Readers of the World: Kenya

It’s that time again at The Reader Online where we go on another whistle-stop tour around the world to discover some unknown delights from literature across the globe. Having a stop off at home on our last, football-themed edition, we’re flying off once more to visit the vast and varying climate of Kenya, with one of our Hope Readers Charlotte Weber as our guide…

“I had a farm in Africa, at the foot of the Ngong Hills … The geographical position and the height of the land combined to create a landscape that had not its like in all the world. There was no fat on it and no luxuriance anywhere; it was Africa distilled up through six thousand feet, like the strong and refined essence of a continent. The colours were dry and burnt, like the colours in pottery.” (Opening lines from Out of Africa)

If asked to name a country in Africa, I am sure that Kenya would be the first to spring to mind for most people. There is something about Kenya that for many of us just seems to encapsulate, or ‘distil,’ our ideas of Africa. This may not be much of a surprise, considering that Kenya has taken centre stage over the past few years representing its continent in the global community. Since its independence from British colonial rule in 1967, the Republic of Kenya has been one of the most stable countries in Africa – both politically and economically. Kenya, and especially its capital Nairobi, is one of the main commercial hubs in Africa, with the Kenyan economy being the largest by GDP in East and Central Africa. It also helps that Kenya probably has some of the most spectacular scenery and wildlife in the continents – from the majestic expanse of The Great Rift Valley, to the big game found in national parks like the Masai Mara and Tsavo.

Wildebeest in the Masai Mara national park – picture taken at sunset from the back of a safari van!

In terms of cultural development, the country has a formidable track-record: Kenya has been inhabited by people for as long as human history has existed. However, it has been a long, hard process for native Kenyan writers to get their work read and voices listened to, over the literature written about their country by white European and American settlers. Without a doubt the most famous of these ‘settler narratives’ has to be Danish enterpriser and authoress Karen Blixen’s work, Out of Africa. The book, which she published in 1937 under the pseudonym Isak Dinesen, is a memoir of the seventeen years Blixen spent making her home on a coffee plantation in Southern Kenya. After the break-down of her marriage to a wealthy Danish Baron, who was also the reason for her immigration to Africa, Blixen finds herself single-handedly responsible for the running and management of the farm.

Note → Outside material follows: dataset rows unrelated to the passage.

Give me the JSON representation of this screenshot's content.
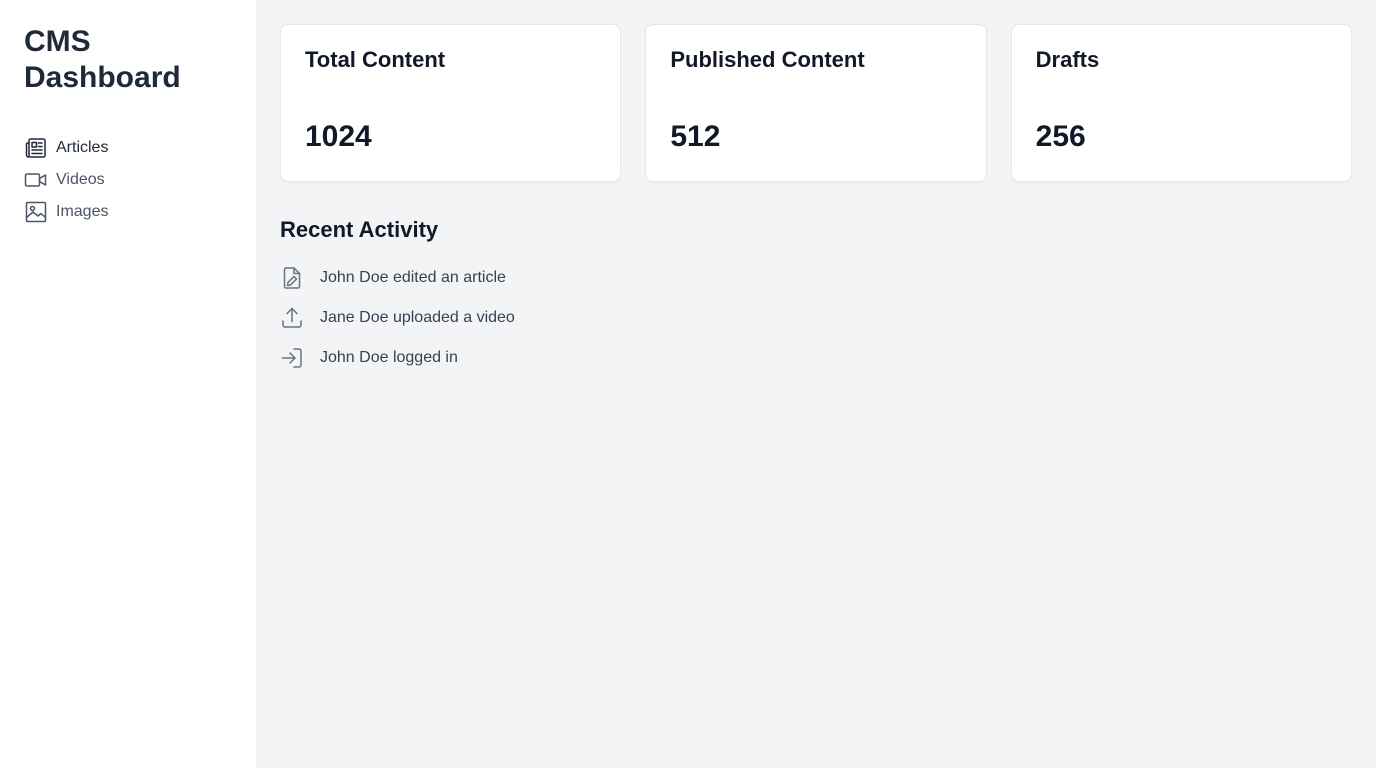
{
  "sidebar": {
    "brand": "CMS Dashboard",
    "items": [
      {
        "label": "Articles",
        "icon": "newspaper-icon",
        "active": true
      },
      {
        "label": "Videos",
        "icon": "video-camera-icon",
        "active": false
      },
      {
        "label": "Images",
        "icon": "image-icon",
        "active": false
      }
    ]
  },
  "stats": [
    {
      "title": "Total Content",
      "value": "1024"
    },
    {
      "title": "Published Content",
      "value": "512"
    },
    {
      "title": "Drafts",
      "value": "256"
    }
  ],
  "activity": {
    "title": "Recent Activity",
    "items": [
      {
        "text": "John Doe edited an article",
        "icon": "document-edit-icon"
      },
      {
        "text": "Jane Doe uploaded a video",
        "icon": "upload-icon"
      },
      {
        "text": "John Doe logged in",
        "icon": "login-icon"
      }
    ]
  },
  "colors": {
    "sidebar_bg": "#ffffff",
    "main_bg": "#f3f4f6",
    "text_dark": "#1f2937",
    "text_muted": "#4b5563",
    "icon_gray": "#6b7280"
  }
}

Much of Blixen’s energy in Out of Africa is spent trying to capture the character of the Africans who lived on or near her farm, and the efforts of European colonists (herself included) to co-exist with them. Although she was unavoidably in the position of landholder, and wielded great power over her tenants, Blixen was known in her day for her respectful and admiring relationships with Africans – a connection that made her increasingly suspect among the other colonists as tensions grew between Europeans and Africans. “We were good friends,” she writes about her staff and workers. “I reconciled myself to the fact that while I should never quite know or understand them, they knew me through and through.”

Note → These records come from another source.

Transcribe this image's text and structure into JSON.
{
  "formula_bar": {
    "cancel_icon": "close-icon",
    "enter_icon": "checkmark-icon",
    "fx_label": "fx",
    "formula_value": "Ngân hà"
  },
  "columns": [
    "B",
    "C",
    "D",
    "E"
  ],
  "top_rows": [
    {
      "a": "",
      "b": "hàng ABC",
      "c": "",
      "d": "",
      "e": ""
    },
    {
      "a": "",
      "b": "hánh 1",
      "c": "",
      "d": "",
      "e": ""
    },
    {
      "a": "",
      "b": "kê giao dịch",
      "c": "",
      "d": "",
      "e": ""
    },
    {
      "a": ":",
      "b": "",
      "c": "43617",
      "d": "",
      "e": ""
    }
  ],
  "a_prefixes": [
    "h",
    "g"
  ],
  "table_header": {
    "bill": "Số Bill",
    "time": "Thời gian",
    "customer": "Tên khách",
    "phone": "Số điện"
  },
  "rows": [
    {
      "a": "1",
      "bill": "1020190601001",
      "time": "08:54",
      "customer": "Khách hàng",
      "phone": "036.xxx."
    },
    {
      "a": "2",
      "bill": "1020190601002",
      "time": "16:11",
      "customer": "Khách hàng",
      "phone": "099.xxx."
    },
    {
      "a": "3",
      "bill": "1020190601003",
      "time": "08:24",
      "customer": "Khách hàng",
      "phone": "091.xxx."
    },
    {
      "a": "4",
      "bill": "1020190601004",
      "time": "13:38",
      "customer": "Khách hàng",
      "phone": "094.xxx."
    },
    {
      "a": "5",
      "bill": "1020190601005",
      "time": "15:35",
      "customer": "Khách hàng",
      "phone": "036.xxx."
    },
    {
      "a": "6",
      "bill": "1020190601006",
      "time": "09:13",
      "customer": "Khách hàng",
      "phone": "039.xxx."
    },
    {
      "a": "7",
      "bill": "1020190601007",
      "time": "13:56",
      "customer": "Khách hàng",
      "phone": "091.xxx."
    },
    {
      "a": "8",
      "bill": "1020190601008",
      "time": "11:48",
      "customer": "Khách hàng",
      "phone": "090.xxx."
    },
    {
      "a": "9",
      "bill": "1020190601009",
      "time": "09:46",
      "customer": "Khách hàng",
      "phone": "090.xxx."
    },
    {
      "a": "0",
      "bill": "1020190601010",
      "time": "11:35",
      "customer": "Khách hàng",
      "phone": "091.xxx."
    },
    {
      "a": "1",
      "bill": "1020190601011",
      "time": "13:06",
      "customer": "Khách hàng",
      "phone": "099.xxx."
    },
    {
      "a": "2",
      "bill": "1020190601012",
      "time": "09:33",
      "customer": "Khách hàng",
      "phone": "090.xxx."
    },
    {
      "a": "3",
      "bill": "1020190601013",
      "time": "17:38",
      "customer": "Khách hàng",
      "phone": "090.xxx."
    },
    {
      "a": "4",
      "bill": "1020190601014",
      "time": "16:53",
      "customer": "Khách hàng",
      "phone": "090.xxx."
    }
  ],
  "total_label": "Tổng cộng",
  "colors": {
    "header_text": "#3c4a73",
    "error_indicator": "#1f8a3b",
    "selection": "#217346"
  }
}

Ngugi wa Thiong’o (commonly known simply as ‘Ngugi’) is perhaps the most prolific and influential Kenyan writer to emerge from the country in recent years. Ngugi received a BA in English from Makerere University College in Kampala, Uganda, in 1963. Following this, he published his first novel, Weep Not, Child, in 1964, which he wrote while attending the University of Leeds. It was the first novel in English to be published by an East African. Throughout his studies and literary career, Ngugi has tirelessly campaigned for the decolonization of African literature and literature courses. When he first became a lecturer at his old university, not a single African book even featured on the syllabus: something that Ngugi sought to rectify by introducing the study of local oral literature into the curriculum, saying that these should be central rather than peripheral for students of literature. In 1977 Ngugi was arrested for the increasingly uncensored political messages expressed in his plays and writing. While detained in the Kamiti Maximum Security Prison, he wrote the first modern novel in the regional Kenyan dialect Gĩkũyũ, Caitaani mũtharaba-Inĩ (Devil on the Cross), on prison-issued toilet paper.

Ngugi is currently a Distinguished Professor of English and Comparative Literature at the University of California, Irvine. In the summer 2006 the American publishing firm Random House published his first new novel in nearly two decades, Wizard of the Crow, translated to English from Gĩkũyũ by the author, and his most recent book Dreams in a Time of War was published by Vintage in 2010. In recent years Ngugi has been involved in heated debates with fellow African writers, most notably the celebrated Nigerian author Chinua Achebe, for his campaigning for the out-right rejection of English language in African literature. Achebe, in contrast, takes the view that to exclude English from his writing would be to deny an integral part of African history and experience.